Key Highlights From Yesterday’s Small Group Session With FGV’s Management Include:

Addressing issues with RSPO. Management shared that it is in the midst of addressing some of the issues raised by RSPO earlier, which include, amongst others, registration of >4,000 undocumented foreign workers in Sabah (which has already been rectified), and enhancing engagement with recruitment agencies. Recall, The RSPO’s complaints panel has suspended principles and criteria (P&C) certification processes for all of FGV’s uncertified and re-imposed its suspension on FGV’s Kilang Sawit Serting for non-compliance of the Complaints Panel decision. The suspension will be lifted upon FGV’s satisfactory implementation of the Complains Panel decision, verified by audits conducted by certification bodies in the period of 13 Jan 2020 and 31 Jul 2020.

2-4% FFB growth in FY20. We note that FGV clocked in FFB output growth of only 5.6% in FY19 (vs. its earlier FFB output growth guidance of 10.5%), due mainly to the sharp output shortfall in 4Q19. Moving into FY20, management is targeting FFB output growth of 2-4%, driven mainly by increase in manpower and mature area.

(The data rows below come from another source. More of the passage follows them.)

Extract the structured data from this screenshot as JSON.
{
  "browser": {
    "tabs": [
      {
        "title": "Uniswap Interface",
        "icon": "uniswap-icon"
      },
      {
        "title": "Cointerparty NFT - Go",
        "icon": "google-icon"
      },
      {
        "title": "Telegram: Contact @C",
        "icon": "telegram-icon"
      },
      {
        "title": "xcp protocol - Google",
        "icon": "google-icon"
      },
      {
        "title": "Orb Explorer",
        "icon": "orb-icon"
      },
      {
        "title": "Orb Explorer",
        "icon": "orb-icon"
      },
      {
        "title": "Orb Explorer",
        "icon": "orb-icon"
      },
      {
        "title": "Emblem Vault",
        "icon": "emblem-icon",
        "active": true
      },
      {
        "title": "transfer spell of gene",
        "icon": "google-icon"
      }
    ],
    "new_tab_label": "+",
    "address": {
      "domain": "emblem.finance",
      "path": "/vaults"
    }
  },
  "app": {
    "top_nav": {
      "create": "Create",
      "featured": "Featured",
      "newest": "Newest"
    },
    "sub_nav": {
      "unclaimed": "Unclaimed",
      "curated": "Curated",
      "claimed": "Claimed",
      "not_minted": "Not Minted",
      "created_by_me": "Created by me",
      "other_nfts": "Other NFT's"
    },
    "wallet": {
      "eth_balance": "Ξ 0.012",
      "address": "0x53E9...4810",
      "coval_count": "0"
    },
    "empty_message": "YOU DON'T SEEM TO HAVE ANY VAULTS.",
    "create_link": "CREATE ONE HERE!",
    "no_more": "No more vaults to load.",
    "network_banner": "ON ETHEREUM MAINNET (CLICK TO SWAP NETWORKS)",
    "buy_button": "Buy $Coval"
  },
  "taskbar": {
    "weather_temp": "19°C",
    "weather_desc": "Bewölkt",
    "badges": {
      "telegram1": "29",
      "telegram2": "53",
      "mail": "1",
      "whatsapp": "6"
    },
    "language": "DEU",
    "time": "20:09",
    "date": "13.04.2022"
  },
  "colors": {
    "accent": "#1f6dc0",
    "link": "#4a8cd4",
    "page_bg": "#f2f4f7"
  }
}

CPO price view. Management believes that CPO price will range bound between RM2,200/tonne and RM2,400/tonne in 2020. While low production (which may persist into 2H20) and bilateral trade deal with Pakistan bode well for CPO price, these may be offset by Coronavirus outbreak (which may result in lower palm oil demand from China), uncertainties arising from US-China trade war, and prolonged trade spat between Malaysia and India.

Non-core asset disposal on track. Management highlighted that it is on track to dispose its non-core asset (worth ~RM70m) by end-1Q20.

On 51%-owned MSM – Disposal may not happen soon, but worst is over. While management is still looking to divest its stake in MSM, we sense that the disposal may not happen soon. Disposal aside, we feel that the worst is behind MSM, as we gathered that MSM has recent restructured its loan and is currently in talks to a party for the offtake of its unutilised capacity in its sugar refinery in Johor. Besides, management shared the enhancement of product offering and renegotiation of the terms of raw sugar supply would also help bringing MSM into better shape.

Forecast. Maintain for now, pending release of 4Q19 results by end-Feb.

Maintain BUY; TP: RM1.72. We maintain our BUY rating on FGV, with unchanged SOP-derived TP of RM1.72 (see Figure #1).